Jane was a natural writer. It is not difficult to spot the influences on her work throughout her eighteen years: C. S. Lewis, J. R. Tolkien, the Brontes, Homer (The Odyssey), Virgil (The Aeneid), Frances Hodgson Burnett, Eleanor Farjeon, family stories and legends… and, no doubt, the countless films she saw in local cinemas and on television. Nor should the influence of the wild Devon landscape of Dartmoor and the beautiful rugged terrain near Kilkee, County Clare, in the West of Ireland, be under-estimated, where Jane spent family holidays. Or, for that matter, Celtic mythology, poetry and Irish folklore. She would almost certainly have agreed with Walter J. Ong: ‘ There is no way to write unless you read, and read a lot.’
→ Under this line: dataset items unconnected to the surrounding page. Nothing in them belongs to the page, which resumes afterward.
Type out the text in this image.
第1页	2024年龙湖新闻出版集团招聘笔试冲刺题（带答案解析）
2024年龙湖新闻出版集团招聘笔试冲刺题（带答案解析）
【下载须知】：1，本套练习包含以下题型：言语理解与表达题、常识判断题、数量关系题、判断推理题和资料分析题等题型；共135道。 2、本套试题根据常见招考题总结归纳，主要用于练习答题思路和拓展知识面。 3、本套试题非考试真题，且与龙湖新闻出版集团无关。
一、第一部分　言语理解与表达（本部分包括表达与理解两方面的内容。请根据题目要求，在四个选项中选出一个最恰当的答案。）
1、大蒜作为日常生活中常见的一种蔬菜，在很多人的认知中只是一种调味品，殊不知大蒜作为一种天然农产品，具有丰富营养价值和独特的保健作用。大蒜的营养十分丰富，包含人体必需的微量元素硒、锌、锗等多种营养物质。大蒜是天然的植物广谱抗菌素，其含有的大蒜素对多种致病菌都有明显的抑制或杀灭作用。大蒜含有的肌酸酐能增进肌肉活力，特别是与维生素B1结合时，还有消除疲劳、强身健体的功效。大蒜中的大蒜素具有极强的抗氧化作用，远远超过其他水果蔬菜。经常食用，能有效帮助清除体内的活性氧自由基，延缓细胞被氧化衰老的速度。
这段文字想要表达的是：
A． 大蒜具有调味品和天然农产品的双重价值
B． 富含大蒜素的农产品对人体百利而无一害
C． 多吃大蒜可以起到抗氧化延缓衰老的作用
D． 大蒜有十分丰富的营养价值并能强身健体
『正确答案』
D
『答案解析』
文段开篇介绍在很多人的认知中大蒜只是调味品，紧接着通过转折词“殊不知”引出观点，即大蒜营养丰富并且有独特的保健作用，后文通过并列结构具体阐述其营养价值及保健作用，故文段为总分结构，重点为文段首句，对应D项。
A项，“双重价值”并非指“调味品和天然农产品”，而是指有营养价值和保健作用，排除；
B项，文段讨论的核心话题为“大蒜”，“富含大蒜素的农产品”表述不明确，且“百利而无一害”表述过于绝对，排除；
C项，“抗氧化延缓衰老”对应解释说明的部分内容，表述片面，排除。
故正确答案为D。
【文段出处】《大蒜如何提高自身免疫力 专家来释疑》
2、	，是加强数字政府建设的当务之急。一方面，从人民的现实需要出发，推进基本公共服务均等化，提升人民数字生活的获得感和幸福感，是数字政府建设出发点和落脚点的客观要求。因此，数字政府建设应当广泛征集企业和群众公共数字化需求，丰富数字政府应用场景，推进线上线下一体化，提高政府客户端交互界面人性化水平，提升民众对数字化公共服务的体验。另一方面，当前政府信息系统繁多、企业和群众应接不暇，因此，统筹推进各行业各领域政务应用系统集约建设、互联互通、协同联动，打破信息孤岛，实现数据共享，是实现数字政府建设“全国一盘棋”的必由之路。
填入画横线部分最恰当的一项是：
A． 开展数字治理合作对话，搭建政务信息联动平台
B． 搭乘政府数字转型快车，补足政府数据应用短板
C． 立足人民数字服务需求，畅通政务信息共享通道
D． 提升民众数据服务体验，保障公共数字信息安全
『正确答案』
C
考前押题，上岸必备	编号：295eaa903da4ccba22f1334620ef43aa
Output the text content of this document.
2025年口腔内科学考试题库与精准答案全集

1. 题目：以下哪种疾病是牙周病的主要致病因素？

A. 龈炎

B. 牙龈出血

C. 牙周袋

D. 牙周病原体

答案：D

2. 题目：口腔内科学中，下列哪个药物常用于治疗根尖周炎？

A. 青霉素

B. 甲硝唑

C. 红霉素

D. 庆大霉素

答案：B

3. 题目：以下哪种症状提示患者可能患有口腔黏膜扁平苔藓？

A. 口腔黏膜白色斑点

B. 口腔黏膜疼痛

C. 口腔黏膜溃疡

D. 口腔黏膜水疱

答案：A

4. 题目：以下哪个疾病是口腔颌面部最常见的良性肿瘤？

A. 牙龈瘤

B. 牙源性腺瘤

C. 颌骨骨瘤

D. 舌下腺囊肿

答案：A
I think, at the age of fifteen, Jane wrote the kind of novel she’d like to see in a bookshop or on a library shelf. Something she herself would like to pick up and read. What comes through is an original young voice with a distinct way of looking at the world. If she had lived she would have written much, much more.
This website – a work-in-progress – is a tribute to the person she was and what she did write, often in challenging and distressing circumstances. Some biographical notes give context to the story. At the time of her death she had been offered places at Exeter, Reading and Royal Holloway Universities. Throughout the ordeal of the last months of her life—the lumbar punctures, the blood transfusions, the biopsies, the hospitalisations and invasive hospital check-ups, the relentless chemo and radiotherapy—her attitude and demeanour was cheerful, optimistic, ever-hopeful. When she had a moulded perspex mask made to protect her head during sessions of radiotherapy she joked that, when she had recovered, she’d wear it to the first party she went to.
Jane was greatly supported by family and friends. Her writing encapsulates her thoughtfulness and courage. As you read and, maybe, ponder the meaning of such a life – notwithstanding her last illness – picture Jane as the vibrant, fun-filled, thoughtful, passionate, brave, determined and affectionate person she was.